MULE is a non-profit, independent media project based in Manchester, England. It is openly political and critical of local councils and politicians, big business, and property developers, privatisation of public space, public bodies and Greater Manchester Police.

== History ==
The first pilot print issue came out in 2006. The idea for the project was born out of the now closed Basement social centre in Manchester. The founders wrote "A spectre now haunts the world: a global commercial media system dominated by a small number of huge corporations. It is a system that works to advance the cause of the global market and promote commercial values, while denigrating journalism and culture not conducive to the immediate bottom line or long-run corporate interests. Ten years ago in the UK, the media was spread across 50 companies. Now, when its down to four conglomerates. The few major media multinationals have unprecedented power, owning press and television, book publishing, film production, and databases. The British government has recently announced a relaxation of the media rules allowing conglomerates to swallow even more of the industry."

The original paper was designed as a national paper with local sections for different cities. It was relaunched in 2008 as a local Manchester-focused project.

The newspaper had a quarterly print run of 10,000, distributed free around the city of Manchester until August 2010. In 2010 the group became incorporated as Mule Media Ltd and is part of the Co-ops UK network.

==Mission and description==
MULEs mission is to reach out to a wide-ranging cross-section of society, producing an accessible and tabloid style paper, which aims to address issues the mainstream local media neglect via investigative journalism.
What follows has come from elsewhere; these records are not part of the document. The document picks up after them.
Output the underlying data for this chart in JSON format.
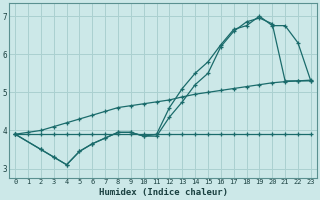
{
  "xlabel": "Humidex (Indice chaleur)",
  "background_color": "#cce8e8",
  "grid_color": "#aad0d0",
  "line_color": "#1a6b6b",
  "xlim": [
    -0.5,
    23.5
  ],
  "ylim": [
    2.75,
    7.35
  ],
  "xticks": [
    0,
    1,
    2,
    3,
    4,
    5,
    6,
    7,
    8,
    9,
    10,
    11,
    12,
    13,
    14,
    15,
    16,
    17,
    18,
    19,
    20,
    21,
    22,
    23
  ],
  "yticks": [
    3,
    4,
    5,
    6,
    7
  ],
  "line1_x": [
    0,
    1,
    2,
    3,
    4,
    5,
    6,
    7,
    8,
    9,
    10,
    11,
    12,
    13,
    14,
    15,
    16,
    17,
    18,
    19,
    20,
    21,
    22,
    23
  ],
  "line1_y": [
    3.9,
    3.9,
    3.9,
    3.9,
    3.9,
    3.9,
    3.9,
    3.9,
    3.9,
    3.9,
    3.9,
    3.9,
    3.9,
    3.9,
    3.9,
    3.9,
    3.9,
    3.9,
    3.9,
    3.9,
    3.9,
    3.9,
    3.9,
    3.9
  ],
  "line2_x": [
    0,
    2,
    3,
    4,
    5,
    6,
    7,
    8,
    9,
    10,
    11,
    12,
    13,
    14,
    15,
    16,
    17,
    18,
    19,
    20,
    21,
    22,
    23
  ],
  "line2_y": [
    3.9,
    3.5,
    3.3,
    3.1,
    3.45,
    3.65,
    3.8,
    3.95,
    3.95,
    3.85,
    3.9,
    4.6,
    5.1,
    5.5,
    5.8,
    6.25,
    6.65,
    6.75,
    7.0,
    6.75,
    6.75,
    6.3,
    5.3
  ],
  "line3_x": [
    0,
    2,
    3,
    4,
    5,
    6,
    7,
    8,
    9,
    10,
    11,
    12,
    13,
    14,
    15,
    16,
    17,
    18,
    19,
    20,
    21,
    22,
    23
  ],
  "line3_y": [
    3.9,
    3.5,
    3.3,
    3.1,
    3.45,
    3.65,
    3.8,
    3.95,
    3.95,
    3.85,
    3.85,
    4.35,
    4.75,
    5.2,
    5.5,
    6.2,
    6.6,
    6.85,
    6.95,
    6.8,
    5.3,
    5.3,
    5.3
  ],
  "line4_x": [
    0,
    1,
    2,
    3,
    4,
    5,
    6,
    7,
    8,
    9,
    10,
    11,
    12,
    13,
    14,
    15,
    16,
    17,
    18,
    19,
    20,
    21,
    22,
    23
  ],
  "line4_y": [
    3.9,
    3.95,
    4.0,
    4.1,
    4.2,
    4.3,
    4.4,
    4.5,
    4.6,
    4.65,
    4.7,
    4.75,
    4.8,
    4.88,
    4.95,
    5.0,
    5.05,
    5.1,
    5.15,
    5.2,
    5.25,
    5.28,
    5.3,
    5.32
  ]
}
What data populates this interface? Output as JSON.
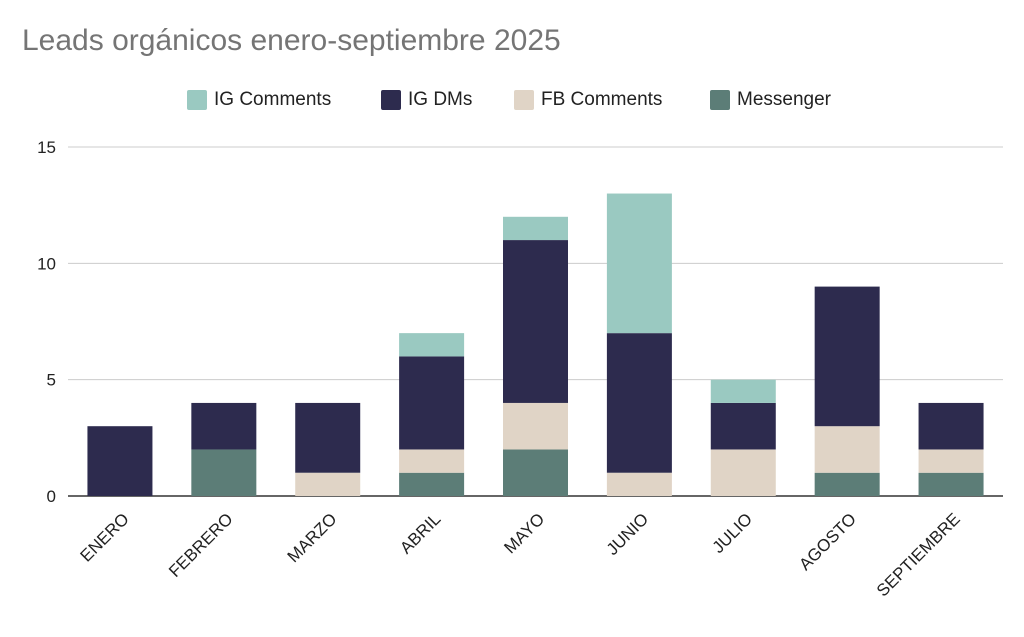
{
  "chart_data": {
    "type": "bar",
    "stacked": true,
    "title": "Leads orgánicos enero-septiembre 2025",
    "xlabel": "",
    "ylabel": "",
    "ylim": [
      0,
      15
    ],
    "yticks": [
      0,
      5,
      10,
      15
    ],
    "grid": true,
    "legend_position": "top",
    "categories": [
      "ENERO",
      "FEBRERO",
      "MARZO",
      "ABRIL",
      "MAYO",
      "JUNIO",
      "JULIO",
      "AGOSTO",
      "SEPTIEMBRE"
    ],
    "series": [
      {
        "name": "Messenger",
        "color": "#5c7d77",
        "values": [
          0,
          2,
          0,
          1,
          2,
          0,
          0,
          1,
          1
        ]
      },
      {
        "name": "FB Comments",
        "color": "#e0d4c6",
        "values": [
          0,
          0,
          1,
          1,
          2,
          1,
          2,
          2,
          1
        ]
      },
      {
        "name": "IG DMs",
        "color": "#2d2b4e",
        "values": [
          3,
          2,
          3,
          4,
          7,
          6,
          2,
          6,
          2
        ]
      },
      {
        "name": "IG Comments",
        "color": "#9ac9c1",
        "values": [
          0,
          0,
          0,
          1,
          1,
          6,
          1,
          0,
          0
        ]
      }
    ],
    "legend_order": [
      "IG Comments",
      "IG DMs",
      "FB Comments",
      "Messenger"
    ]
  }
}
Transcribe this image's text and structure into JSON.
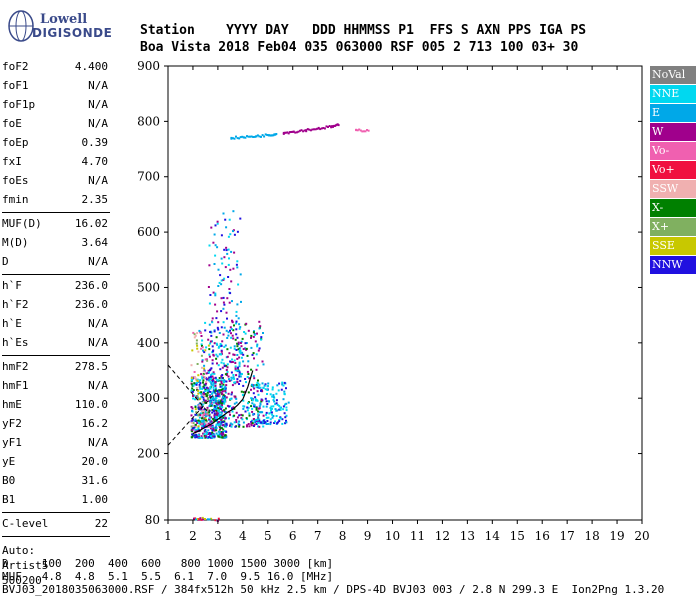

It focuses on a number of areas its members consider important, particularly local democracy, corporate power and big business in Manchester, local public bodies and quangos, property developers and regeneration, right-wing extremism and racism (particularly the British National Party and English Defence League), deportation and detention of migrants, community campaigns, and local cultural events. It has been critical of the Conservative-Liberal Democrat Coalition and has actively reported on local groups fighting the government's austerity drive and cuts to public services.

MULE is openly political and critical of local councils and politicians, big business, and property developers, privatisation of public space, public bodies and Greater Manchester Police. It is committed to social, economic, and environmental justice and social change.

The website also provides an online diary (which includes all of Manchester City Council's public meetings) for local groups to post events on. On the website the collective encourage new writers to get involved and for local people to send in their stories.

==Editors and contributors==
MULE is unusual in that it practices a collective editing process. This means that instead of having one editor who makes major decisions alone, the approval of sub-editors and management collective members is required. This is a similar method of organizing to the New York-based Indypendent Newspaper.

The writers and researchers for MULE have varying levels of journalistic experience, from first-time writers to professional journalists. At present MULE is entirely volunteer-run with no paid staff in the core group of six individuals. The MULE collective however has expressed its desire to pay its core members. MULE provides occasional workshops and media training for new writers and contributors.

== Funding ==
MULE is funded by various foundations and funding bodies, and is trying to diversify its income through individual donations, subscriptions, merchandise and advertising.